A day after announcing executive changes, Beyond posted a loss larger than an analyst estimate on revenues exceeding the forecast as new leadership noted the company continues a strategic review of non-core operations.
Net loss was $161 million, or $3.55 per diluted share, versus a net loss of $15.5 million, or 34 cents per share, in the year-prior quarter. Adjusted for one-time events, net loss was $55.4 million, or $1.22 per share, in the year-earlier period, the company reported. A year earlier, while still operating as Overstock, the company posted an adjusted net loss of $2 million, or four cents per diluted share.
A fourth-quarter analyst consensus estimate from Zacks Investment Research pegged Beyond’s adjusted diluted net loss at 71 cents per share. However, revenues topped a Zacks estimate by 12.05%.
Net revenue was $384.5 million versus $404.9 million in the year-before quarter. Operating loss was $64.6 million versus an operating loss of $2.6 million in the year-previous period.
Beyond pointed out that its active customer file reached 5.6 million in the quarter, an increase of 9% year-over-year.
For the full fiscal year, net loss was $307.8 million, or $6.81 per diluted share, versus a net loss of $35.2 million, or 83 cents per diluted share, in the year prior. Adjusted net loss was $88.3 million, or $1.95 per diluted share, versus earnings of $22.9 million, or 52 cents per diluted share, in the year-past period.
The year before, net revenue was $1.56 billion versus $1.93 billion. Operating loss was $118.1 million versus operating income of $27 million in the year previous.
Marcus Lemonis, who became Beyond executive chairman of the board in the recent executive restructuring, said in a conference call that the company would have a singular purpose, to unlock the home’s potential for both owners and renters, giving Beyond a chance to expand the lifetime value of each customer and, so, drive growth and profitability. In developing an affinity model, providing both products and services that grow the lifetime value, Beyond will focus on expanding and growing the core business starting by generating revenue there and delivering better margins.
He said Beyond’s main goal this year is to achieve $2 billion in sales while sequentially improving margins. In combination with material SG&A reductions, Beyond’s initiatives should produce a profitable run rate by year-end 2024.
Lemonis also addressed Beyond’s blockchain business, its Medici portfolio, and speculation that, as part of the review of non-core assets, changes might be made in that operation. Since April 2021, Medici has been managed under a limited partnership agreement with Pelion Ventures. The partnership came with an annual management fee in addition to upside deal economics in exchange for them handling the Medici companies and building value. Lemonis said that, although the prospects for a few of the Medici companies are exciting, the overall portfolio performance has not lived up to expectations, so Beyond will increase communication with the respective companies and work more closely with Pelion to modify the relationship in a way that unlocks value and holds parties accountable.

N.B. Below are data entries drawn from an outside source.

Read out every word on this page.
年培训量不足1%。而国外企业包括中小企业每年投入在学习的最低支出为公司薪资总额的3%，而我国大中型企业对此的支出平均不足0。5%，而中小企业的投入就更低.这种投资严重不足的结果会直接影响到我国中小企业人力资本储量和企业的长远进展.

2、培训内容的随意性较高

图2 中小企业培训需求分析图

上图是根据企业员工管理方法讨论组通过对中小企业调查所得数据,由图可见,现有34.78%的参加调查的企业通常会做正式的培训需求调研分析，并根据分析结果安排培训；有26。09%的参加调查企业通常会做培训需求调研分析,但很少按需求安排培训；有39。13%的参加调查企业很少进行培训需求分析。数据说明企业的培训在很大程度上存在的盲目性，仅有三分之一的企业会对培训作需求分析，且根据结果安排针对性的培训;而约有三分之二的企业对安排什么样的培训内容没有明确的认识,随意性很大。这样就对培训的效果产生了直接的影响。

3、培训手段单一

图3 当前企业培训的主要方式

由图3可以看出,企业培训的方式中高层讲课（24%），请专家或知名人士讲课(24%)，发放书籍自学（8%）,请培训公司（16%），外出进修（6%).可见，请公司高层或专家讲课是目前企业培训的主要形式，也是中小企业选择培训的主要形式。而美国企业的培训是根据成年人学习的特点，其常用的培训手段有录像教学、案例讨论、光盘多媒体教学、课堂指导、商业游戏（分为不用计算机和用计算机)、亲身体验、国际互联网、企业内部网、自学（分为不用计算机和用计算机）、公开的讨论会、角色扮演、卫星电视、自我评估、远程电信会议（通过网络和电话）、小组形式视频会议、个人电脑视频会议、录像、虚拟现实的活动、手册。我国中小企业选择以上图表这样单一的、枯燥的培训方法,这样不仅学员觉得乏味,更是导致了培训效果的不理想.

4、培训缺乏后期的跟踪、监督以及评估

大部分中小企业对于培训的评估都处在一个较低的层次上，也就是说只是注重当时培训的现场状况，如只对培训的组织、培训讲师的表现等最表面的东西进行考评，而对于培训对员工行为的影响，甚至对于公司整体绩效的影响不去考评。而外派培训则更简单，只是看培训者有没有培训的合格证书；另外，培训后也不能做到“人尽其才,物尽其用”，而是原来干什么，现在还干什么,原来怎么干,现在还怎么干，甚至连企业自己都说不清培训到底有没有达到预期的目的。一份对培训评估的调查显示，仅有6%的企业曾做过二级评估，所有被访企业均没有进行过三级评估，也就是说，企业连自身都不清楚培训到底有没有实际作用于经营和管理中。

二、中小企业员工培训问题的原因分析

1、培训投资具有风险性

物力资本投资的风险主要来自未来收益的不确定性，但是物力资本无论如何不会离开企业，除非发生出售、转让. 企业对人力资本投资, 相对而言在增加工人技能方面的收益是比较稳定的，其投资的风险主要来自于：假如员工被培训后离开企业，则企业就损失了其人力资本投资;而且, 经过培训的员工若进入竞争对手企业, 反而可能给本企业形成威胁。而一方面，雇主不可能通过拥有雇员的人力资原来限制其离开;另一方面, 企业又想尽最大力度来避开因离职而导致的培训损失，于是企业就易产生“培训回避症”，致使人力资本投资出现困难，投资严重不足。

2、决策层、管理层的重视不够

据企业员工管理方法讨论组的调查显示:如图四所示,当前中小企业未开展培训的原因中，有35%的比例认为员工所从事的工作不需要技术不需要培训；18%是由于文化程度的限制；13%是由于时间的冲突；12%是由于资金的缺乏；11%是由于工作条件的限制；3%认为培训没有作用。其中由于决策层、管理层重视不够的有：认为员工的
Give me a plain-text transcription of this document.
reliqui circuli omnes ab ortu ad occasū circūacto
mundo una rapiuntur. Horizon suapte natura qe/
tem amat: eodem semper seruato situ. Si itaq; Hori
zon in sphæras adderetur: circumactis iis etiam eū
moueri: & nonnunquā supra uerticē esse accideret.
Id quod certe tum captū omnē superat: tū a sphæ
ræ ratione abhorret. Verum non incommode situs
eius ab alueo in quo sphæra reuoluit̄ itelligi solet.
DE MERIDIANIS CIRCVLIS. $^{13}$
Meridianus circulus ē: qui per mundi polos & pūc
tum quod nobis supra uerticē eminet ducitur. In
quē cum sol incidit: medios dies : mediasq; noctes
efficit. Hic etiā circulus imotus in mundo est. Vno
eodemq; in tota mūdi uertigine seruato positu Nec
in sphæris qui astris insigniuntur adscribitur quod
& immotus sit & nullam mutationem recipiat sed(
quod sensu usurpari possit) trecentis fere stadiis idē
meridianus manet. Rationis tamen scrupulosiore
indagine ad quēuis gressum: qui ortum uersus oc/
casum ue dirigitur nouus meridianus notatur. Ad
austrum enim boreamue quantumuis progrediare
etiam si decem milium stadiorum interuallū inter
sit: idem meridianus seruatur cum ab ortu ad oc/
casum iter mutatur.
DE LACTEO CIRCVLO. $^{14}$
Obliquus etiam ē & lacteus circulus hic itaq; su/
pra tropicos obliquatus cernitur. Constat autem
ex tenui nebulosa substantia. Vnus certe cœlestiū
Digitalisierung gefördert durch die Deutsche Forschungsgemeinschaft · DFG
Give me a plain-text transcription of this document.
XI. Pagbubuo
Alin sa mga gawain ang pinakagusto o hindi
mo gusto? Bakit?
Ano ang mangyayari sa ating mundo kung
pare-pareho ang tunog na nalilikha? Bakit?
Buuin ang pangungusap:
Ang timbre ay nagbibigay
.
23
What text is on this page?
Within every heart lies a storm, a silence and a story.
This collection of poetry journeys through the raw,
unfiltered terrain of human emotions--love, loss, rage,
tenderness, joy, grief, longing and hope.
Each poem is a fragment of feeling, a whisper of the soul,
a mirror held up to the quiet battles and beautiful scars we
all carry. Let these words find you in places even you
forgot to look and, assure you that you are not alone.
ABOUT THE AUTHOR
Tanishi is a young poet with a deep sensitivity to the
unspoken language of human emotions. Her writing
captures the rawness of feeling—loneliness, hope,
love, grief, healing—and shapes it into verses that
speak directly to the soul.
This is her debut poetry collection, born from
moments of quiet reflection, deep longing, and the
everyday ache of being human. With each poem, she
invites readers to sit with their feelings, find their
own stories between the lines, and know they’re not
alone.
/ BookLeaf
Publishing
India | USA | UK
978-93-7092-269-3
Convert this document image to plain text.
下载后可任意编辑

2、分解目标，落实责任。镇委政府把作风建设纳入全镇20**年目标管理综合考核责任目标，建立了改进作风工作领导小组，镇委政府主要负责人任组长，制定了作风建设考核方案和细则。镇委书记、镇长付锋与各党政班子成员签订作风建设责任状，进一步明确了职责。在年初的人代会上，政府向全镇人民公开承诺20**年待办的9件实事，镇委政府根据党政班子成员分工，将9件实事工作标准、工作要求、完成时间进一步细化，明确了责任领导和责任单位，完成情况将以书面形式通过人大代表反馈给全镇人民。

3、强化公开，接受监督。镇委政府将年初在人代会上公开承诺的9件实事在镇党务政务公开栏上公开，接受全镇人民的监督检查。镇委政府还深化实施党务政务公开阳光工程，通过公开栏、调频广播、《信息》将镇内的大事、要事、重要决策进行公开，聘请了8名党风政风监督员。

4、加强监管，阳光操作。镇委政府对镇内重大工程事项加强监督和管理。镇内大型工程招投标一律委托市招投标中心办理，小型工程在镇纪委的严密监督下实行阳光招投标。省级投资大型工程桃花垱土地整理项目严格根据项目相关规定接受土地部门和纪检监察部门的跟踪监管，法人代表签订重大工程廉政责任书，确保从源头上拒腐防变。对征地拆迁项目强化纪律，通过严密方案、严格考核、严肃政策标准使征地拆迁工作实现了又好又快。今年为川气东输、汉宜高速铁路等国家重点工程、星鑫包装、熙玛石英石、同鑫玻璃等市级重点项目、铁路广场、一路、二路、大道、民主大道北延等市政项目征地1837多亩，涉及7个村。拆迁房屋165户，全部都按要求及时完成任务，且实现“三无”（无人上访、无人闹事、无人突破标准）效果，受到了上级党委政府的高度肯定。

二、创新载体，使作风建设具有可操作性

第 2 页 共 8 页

In announcing the financial results, Lemonis said,“Over the last 75 days into my tenure, we have made substantial progress laying the foundation for a high growth, differentiated business model with high customer affinity. Active customers returned to year-over-year growth for the first time in three years, with over 700,000 customers added to our customer file. Our mandate is to grow our customer file, provide a service level that improves retention and minimizes customer returns. We believe that mandate will result in improved margins and profitability through Beyond.com and our core business. It is our goal to achieve $2 billion in revenue in 2024 and a $3 billion revenue run rate by the end of 2025. This projected revenue improvement, coupled with improved margins and a reduced expense structure, provides a clear path to profitability.”
Still, Adrianne Lee, chief financial and administrative officer, expressed some disappointment with the latest financial results.
“As a team, we are dissatisfied with the Q4 results and have taken steps to grow revenue, improve margins, and reduce our fixed costs,” she said. “In December, we announced $25 million of annualized cost reductions. Since that time, we have increased our target to $45 million of annualized expense reduction, freeing up capital to exclusively invest in growth.”
Dave Nielsen, CEO of the soon-to-be revived Overstock business, said, “Planned investments to support the Bed Bath & Beyond brand launch and reignite our customer file are delivering results. We have accelerated customer acquisition during the quarter, driving a vast improvement in our revenue performance. While we spent the back half of the year launching Bed Bath & Beyond, we’ve simultaneously laid the groundwork to reignite Overstock by the end of the first quarter. We believe the combination of these two anchor brands will contribute to achieving our revenue goals.”
Chandra Holt, newly appointed CEO of the Bed Bath & Beyond business and its related brands, added, “I joined the company because I’m passionate about Bed Bath & Beyond and am driven to reestablish its category dominance. We have significant opportunities ahead of us with our robust portfolio of brands. It is my goal to have Bed Bath & Beyond be a leader in unified commerce, win on home-related assortments and provide unprecedented value for our customers. I look forward to leading the charge in positioning the business for growth and interacting with the investment community.”